As a consequence tactics typically involve hammering home key messages through a process of repetition. That’s why in 2017 the British electorate became so familiar with May’s favourite phrases: “Strong and stable government”, “Labour’s magic money tree”, and “Hard working families”. The problem is that for the audience this “rhetorical carpet bombing” quickly becomes boring.
Over in the commercial world companies have been getting wise to the shortcomings of the rational appeal. The beer company Carlsberg, for example, recently ditched its famous “Probably the best lager in the world” slogan in favour of the rather more nebulous “Danish Pilsner”.
In stark contrast to its predecessor, the phrase “Danish Pilsner” does not appear to be making any claims for the product at all. This is because it’s an “emotional appeal”, a different method of brand communication. Rather than explicitly promote a product’s quality and benefits the aim is simply to make an emotional connection with consumers.
In this case, it is hoped that potential customers will buy into a connection with a particular country. It might not be saying anything, but “Danish” implies qualities – provenance or heritage perhaps – that are popular with consumers, leading them to think positively about the beer.
Basing brand communication on emotional rather than rational appeal is a fairly recent – but highly effective – development. Its strength lies in the fact that it is focused on the consumer rather than than product. It considers the wants and needs of the audience – how they actually think, and most importantly, the way they prefer to receive information.
If we think of a rational appeal as a lecture, then an emotional appeal is more like a story. Stories and storytelling are central to achieving a deep understanding of consumer psychology.
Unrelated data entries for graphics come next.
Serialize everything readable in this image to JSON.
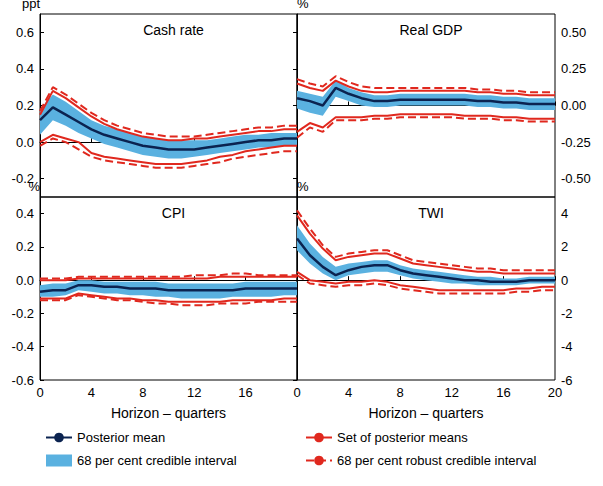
{
  "chart_data": [
    {
      "type": "line",
      "title": "Cash rate",
      "ylabel": "ppt",
      "legend": "bottom",
      "grid": false,
      "tick_labels": "y",
      "x": [
        0,
        1,
        2,
        3,
        4,
        5,
        6,
        7,
        8,
        9,
        10,
        11,
        12,
        13,
        14,
        15,
        16,
        17,
        18,
        19,
        20
      ],
      "xlim": [
        0,
        20
      ],
      "xticks": [
        0,
        4,
        8,
        12,
        16
      ],
      "ylim": [
        -0.3,
        0.7
      ],
      "yticks": [
        0.6,
        0.4,
        0.2,
        {
          "value": 0,
          "label": "0.0"
        },
        -0.2
      ],
      "series": [
        {
          "name": "Posterior mean",
          "type": "line",
          "color": "#0b2350",
          "line_style": "solid",
          "values": [
            0.12,
            0.19,
            0.15,
            0.11,
            0.07,
            0.04,
            0.02,
            0.0,
            -0.02,
            -0.03,
            -0.04,
            -0.04,
            -0.04,
            -0.03,
            -0.02,
            -0.01,
            0.0,
            0.01,
            0.01,
            0.02,
            0.02
          ]
        },
        {
          "name": "68 per cent credible interval",
          "type": "area",
          "color": "#5ab1e0",
          "lower": [
            0.04,
            0.12,
            0.09,
            0.05,
            0.02,
            -0.01,
            -0.03,
            -0.05,
            -0.07,
            -0.08,
            -0.09,
            -0.09,
            -0.08,
            -0.07,
            -0.06,
            -0.05,
            -0.04,
            -0.03,
            -0.03,
            -0.02,
            -0.02
          ],
          "upper": [
            0.18,
            0.26,
            0.22,
            0.17,
            0.12,
            0.09,
            0.07,
            0.05,
            0.03,
            0.02,
            0.01,
            0.01,
            0.01,
            0.01,
            0.02,
            0.03,
            0.04,
            0.04,
            0.05,
            0.05,
            0.05
          ]
        },
        {
          "name": "Set of posterior means",
          "type": "bounds",
          "color": "#e0281e",
          "line_style": "solid",
          "lower": [
            0.0,
            0.04,
            0.02,
            0.0,
            -0.06,
            -0.08,
            -0.09,
            -0.1,
            -0.11,
            -0.12,
            -0.12,
            -0.12,
            -0.11,
            -0.1,
            -0.08,
            -0.07,
            -0.05,
            -0.04,
            -0.03,
            -0.02,
            -0.02
          ],
          "upper": [
            0.15,
            0.28,
            0.24,
            0.19,
            0.14,
            0.1,
            0.07,
            0.05,
            0.03,
            0.02,
            0.01,
            0.01,
            0.02,
            0.02,
            0.03,
            0.04,
            0.05,
            0.06,
            0.06,
            0.07,
            0.07
          ]
        },
        {
          "name": "68 per cent robust credible interval",
          "type": "bounds",
          "color": "#e0281e",
          "line_style": "dashed",
          "lower": [
            -0.02,
            0.02,
            0.0,
            -0.04,
            -0.08,
            -0.1,
            -0.11,
            -0.12,
            -0.13,
            -0.14,
            -0.14,
            -0.14,
            -0.13,
            -0.12,
            -0.11,
            -0.09,
            -0.08,
            -0.07,
            -0.06,
            -0.05,
            -0.05
          ],
          "upper": [
            0.17,
            0.3,
            0.26,
            0.21,
            0.16,
            0.12,
            0.09,
            0.07,
            0.05,
            0.04,
            0.03,
            0.03,
            0.03,
            0.04,
            0.05,
            0.06,
            0.07,
            0.08,
            0.08,
            0.09,
            0.09
          ]
        }
      ]
    },
    {
      "type": "line",
      "title": "Real GDP",
      "ylabel": "%",
      "legend": "bottom",
      "grid": false,
      "tick_labels": "y",
      "x": [
        0,
        1,
        2,
        3,
        4,
        5,
        6,
        7,
        8,
        9,
        10,
        11,
        12,
        13,
        14,
        15,
        16,
        17,
        18,
        19,
        20
      ],
      "xlim": [
        0,
        20
      ],
      "xticks": [
        0,
        4,
        8,
        12,
        16,
        20
      ],
      "ylim": [
        -0.625,
        0.625
      ],
      "yticks": [
        {
          "value": 0.5,
          "label": "0.50"
        },
        0.25,
        {
          "value": 0,
          "label": "0.00"
        },
        -0.25,
        {
          "value": -0.5,
          "label": "-0.50"
        }
      ],
      "series": [
        {
          "name": "Posterior mean",
          "type": "line",
          "color": "#0b2350",
          "line_style": "solid",
          "values": [
            0.05,
            0.03,
            0.0,
            0.12,
            0.08,
            0.05,
            0.03,
            0.03,
            0.04,
            0.04,
            0.04,
            0.04,
            0.04,
            0.04,
            0.03,
            0.03,
            0.02,
            0.02,
            0.01,
            0.01,
            0.01
          ]
        },
        {
          "name": "68 per cent credible interval",
          "type": "area",
          "color": "#5ab1e0",
          "lower": [
            -0.02,
            -0.05,
            -0.07,
            0.06,
            0.03,
            0.0,
            -0.01,
            -0.01,
            0.0,
            0.0,
            0.0,
            0.0,
            0.0,
            0.0,
            -0.01,
            -0.01,
            -0.02,
            -0.02,
            -0.03,
            -0.03,
            -0.03
          ],
          "upper": [
            0.1,
            0.08,
            0.06,
            0.17,
            0.12,
            0.09,
            0.07,
            0.07,
            0.08,
            0.08,
            0.08,
            0.08,
            0.08,
            0.08,
            0.07,
            0.07,
            0.06,
            0.06,
            0.05,
            0.05,
            0.05
          ]
        },
        {
          "name": "Set of posterior means",
          "type": "bounds",
          "color": "#e0281e",
          "line_style": "solid",
          "lower": [
            -0.18,
            -0.12,
            -0.15,
            -0.08,
            -0.08,
            -0.08,
            -0.07,
            -0.07,
            -0.06,
            -0.06,
            -0.06,
            -0.06,
            -0.06,
            -0.07,
            -0.07,
            -0.07,
            -0.08,
            -0.08,
            -0.09,
            -0.09,
            -0.09
          ],
          "upper": [
            0.15,
            0.12,
            0.1,
            0.17,
            0.13,
            0.1,
            0.09,
            0.09,
            0.1,
            0.1,
            0.1,
            0.1,
            0.1,
            0.1,
            0.09,
            0.09,
            0.08,
            0.08,
            0.07,
            0.07,
            0.07
          ]
        },
        {
          "name": "68 per cent robust credible interval",
          "type": "bounds",
          "color": "#e0281e",
          "line_style": "dashed",
          "lower": [
            -0.22,
            -0.15,
            -0.18,
            -0.1,
            -0.1,
            -0.1,
            -0.09,
            -0.09,
            -0.08,
            -0.08,
            -0.08,
            -0.08,
            -0.08,
            -0.09,
            -0.09,
            -0.09,
            -0.1,
            -0.1,
            -0.11,
            -0.11,
            -0.11
          ],
          "upper": [
            0.18,
            0.15,
            0.13,
            0.2,
            0.16,
            0.13,
            0.12,
            0.12,
            0.12,
            0.12,
            0.12,
            0.12,
            0.12,
            0.12,
            0.11,
            0.11,
            0.1,
            0.1,
            0.09,
            0.09,
            0.09
          ]
        }
      ]
    },
    {
      "type": "line",
      "title": "CPI",
      "ylabel": "%",
      "xlabel": "Horizon – quarters",
      "legend": "bottom",
      "grid": false,
      "x": [
        0,
        1,
        2,
        3,
        4,
        5,
        6,
        7,
        8,
        9,
        10,
        11,
        12,
        13,
        14,
        15,
        16,
        17,
        18,
        19,
        20
      ],
      "xlim": [
        0,
        20
      ],
      "xticks": [
        0,
        4,
        8,
        12,
        16
      ],
      "ylim": [
        -0.6,
        0.5
      ],
      "yticks": [
        0.4,
        0.2,
        {
          "value": 0,
          "label": "0.0"
        },
        -0.2,
        -0.4,
        -0.6
      ],
      "series": [
        {
          "name": "Posterior mean",
          "type": "line",
          "color": "#0b2350",
          "line_style": "solid",
          "values": [
            -0.07,
            -0.06,
            -0.06,
            -0.03,
            -0.03,
            -0.04,
            -0.04,
            -0.05,
            -0.05,
            -0.05,
            -0.06,
            -0.06,
            -0.06,
            -0.06,
            -0.06,
            -0.06,
            -0.05,
            -0.05,
            -0.05,
            -0.05,
            -0.05
          ]
        },
        {
          "name": "68 per cent credible interval",
          "type": "area",
          "color": "#5ab1e0",
          "lower": [
            -0.1,
            -0.1,
            -0.09,
            -0.06,
            -0.07,
            -0.08,
            -0.08,
            -0.09,
            -0.09,
            -0.1,
            -0.1,
            -0.11,
            -0.11,
            -0.11,
            -0.11,
            -0.1,
            -0.1,
            -0.1,
            -0.1,
            -0.09,
            -0.09
          ],
          "upper": [
            -0.03,
            -0.02,
            -0.02,
            0.0,
            0.0,
            -0.01,
            -0.01,
            -0.01,
            -0.01,
            -0.01,
            -0.02,
            -0.02,
            -0.02,
            -0.02,
            -0.02,
            -0.02,
            -0.01,
            -0.01,
            -0.01,
            -0.01,
            -0.01
          ]
        },
        {
          "name": "Set of posterior means",
          "type": "bounds",
          "color": "#e0281e",
          "line_style": "solid",
          "lower": [
            -0.11,
            -0.11,
            -0.11,
            -0.08,
            -0.09,
            -0.1,
            -0.11,
            -0.11,
            -0.12,
            -0.12,
            -0.13,
            -0.13,
            -0.13,
            -0.13,
            -0.13,
            -0.12,
            -0.12,
            -0.12,
            -0.12,
            -0.11,
            -0.11
          ],
          "upper": [
            0.0,
            0.0,
            0.0,
            0.01,
            0.01,
            0.01,
            0.01,
            0.01,
            0.01,
            0.01,
            0.01,
            0.01,
            0.01,
            0.01,
            0.02,
            0.02,
            0.02,
            0.02,
            0.02,
            0.02,
            0.02
          ]
        },
        {
          "name": "68 per cent robust credible interval",
          "type": "bounds",
          "color": "#e0281e",
          "line_style": "dashed",
          "lower": [
            -0.12,
            -0.12,
            -0.12,
            -0.09,
            -0.1,
            -0.11,
            -0.12,
            -0.12,
            -0.13,
            -0.14,
            -0.14,
            -0.15,
            -0.15,
            -0.15,
            -0.14,
            -0.14,
            -0.14,
            -0.13,
            -0.13,
            -0.13,
            -0.13
          ],
          "upper": [
            0.01,
            0.01,
            0.01,
            0.02,
            0.02,
            0.02,
            0.02,
            0.02,
            0.02,
            0.02,
            0.02,
            0.02,
            0.03,
            0.03,
            0.03,
            0.04,
            0.04,
            0.03,
            0.03,
            0.03,
            0.03
          ]
        }
      ]
    },
    {
      "type": "line",
      "title": "TWI",
      "ylabel": "%",
      "xlabel": "Horizon – quarters",
      "legend": "bottom",
      "grid": false,
      "x": [
        0,
        1,
        2,
        3,
        4,
        5,
        6,
        7,
        8,
        9,
        10,
        11,
        12,
        13,
        14,
        15,
        16,
        17,
        18,
        19,
        20
      ],
      "xlim": [
        0,
        20
      ],
      "xticks": [
        0,
        4,
        8,
        12,
        16,
        20
      ],
      "ylim": [
        -6,
        5
      ],
      "yticks": [
        4,
        2,
        0,
        -2,
        -4,
        -6
      ],
      "series": [
        {
          "name": "Posterior mean",
          "type": "line",
          "color": "#0b2350",
          "line_style": "solid",
          "values": [
            2.5,
            1.5,
            0.8,
            0.3,
            0.6,
            0.8,
            0.9,
            0.9,
            0.6,
            0.4,
            0.3,
            0.2,
            0.1,
            0.0,
            0.0,
            -0.1,
            -0.1,
            -0.1,
            0.0,
            0.0,
            0.0
          ]
        },
        {
          "name": "68 per cent credible interval",
          "type": "area",
          "color": "#5ab1e0",
          "lower": [
            1.8,
            1.0,
            0.4,
            0.0,
            0.3,
            0.4,
            0.5,
            0.5,
            0.3,
            0.1,
            0.0,
            -0.1,
            -0.2,
            -0.2,
            -0.3,
            -0.3,
            -0.3,
            -0.3,
            -0.2,
            -0.2,
            -0.2
          ],
          "upper": [
            3.3,
            2.2,
            1.4,
            0.8,
            1.0,
            1.1,
            1.2,
            1.2,
            0.9,
            0.7,
            0.6,
            0.5,
            0.4,
            0.3,
            0.2,
            0.2,
            0.1,
            0.1,
            0.2,
            0.2,
            0.2
          ]
        },
        {
          "name": "Set of posterior means",
          "type": "bounds",
          "color": "#e0281e",
          "line_style": "solid",
          "lower": [
            0.5,
            0.0,
            -0.1,
            -0.2,
            -0.1,
            -0.1,
            0.0,
            -0.1,
            -0.3,
            -0.4,
            -0.5,
            -0.6,
            -0.6,
            -0.6,
            -0.6,
            -0.6,
            -0.6,
            -0.5,
            -0.5,
            -0.4,
            -0.4
          ],
          "upper": [
            3.9,
            2.8,
            1.9,
            1.2,
            1.4,
            1.5,
            1.6,
            1.6,
            1.3,
            1.0,
            0.9,
            0.8,
            0.7,
            0.6,
            0.5,
            0.5,
            0.4,
            0.4,
            0.4,
            0.4,
            0.4
          ]
        },
        {
          "name": "68 per cent robust credible interval",
          "type": "bounds",
          "color": "#e0281e",
          "line_style": "dashed",
          "lower": [
            0.3,
            -0.2,
            -0.3,
            -0.4,
            -0.3,
            -0.3,
            -0.2,
            -0.3,
            -0.5,
            -0.6,
            -0.7,
            -0.8,
            -0.8,
            -0.8,
            -0.8,
            -0.8,
            -0.8,
            -0.7,
            -0.7,
            -0.6,
            -0.6
          ],
          "upper": [
            4.2,
            3.1,
            2.1,
            1.4,
            1.6,
            1.7,
            1.8,
            1.8,
            1.5,
            1.2,
            1.1,
            1.0,
            0.9,
            0.8,
            0.7,
            0.7,
            0.6,
            0.6,
            0.6,
            0.6,
            0.6
          ]
        }
      ]
    }
  ]
}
As I set out in my book, The Persuasion Industries, learning through storytelling is more memorable and retrievable than lecture based learning. Forms of communication that are lecture based tend to elicit challenging or argumentative responses.
Conversely, communication with a narrative element tends to encourage vicarious participation on the part of the audience. Whatever you think of him politically, there is no doubting Nigel Farage’s capabilities as a compelling storyteller.
Emotional communication not only influences what people pay attention to, but also channels their thoughts and encourage associations, which in turn guide judgements and simplify decision making. It manages to do this because it requires only “System 1” thinking: an automatic and often unconscious way of thinking that is effortless and demands little or no attention.
With Brexit, Vote Leave’s successful “Take Back Control” campaign was based on emotional appeals. Instead of presenting a rational argument and a list of supporting reasons that voters could either accept or push against, it told a good story and invited people to project their own meaning onto its slogans.
“Emotion-into-action” communication takes place not on the page or screen, but in the mind of the consumer. Phrases such as “Take Back Control” or “Make America Great Again” only resonate once the recipient has decided what it is trying to tell them.
One might just as well ask what is the meaning of “Danish Pilsner” or Nike’s “Just do it”. Ask 100 different people and you’ll get 100 different answers, each one nuanced by their individual hopes, desires, and beliefs.
The temptation for many political strategists is to focus on the creation of messages. But that really is the wrong approach today.
Not only are emotional appeals more effective than messages, but by focusing on rational appeals they are likely to inhibit their chances of success. Ultimately they will also be producing less efficient communication – because the objective should be to influence how people feel, not just what they think.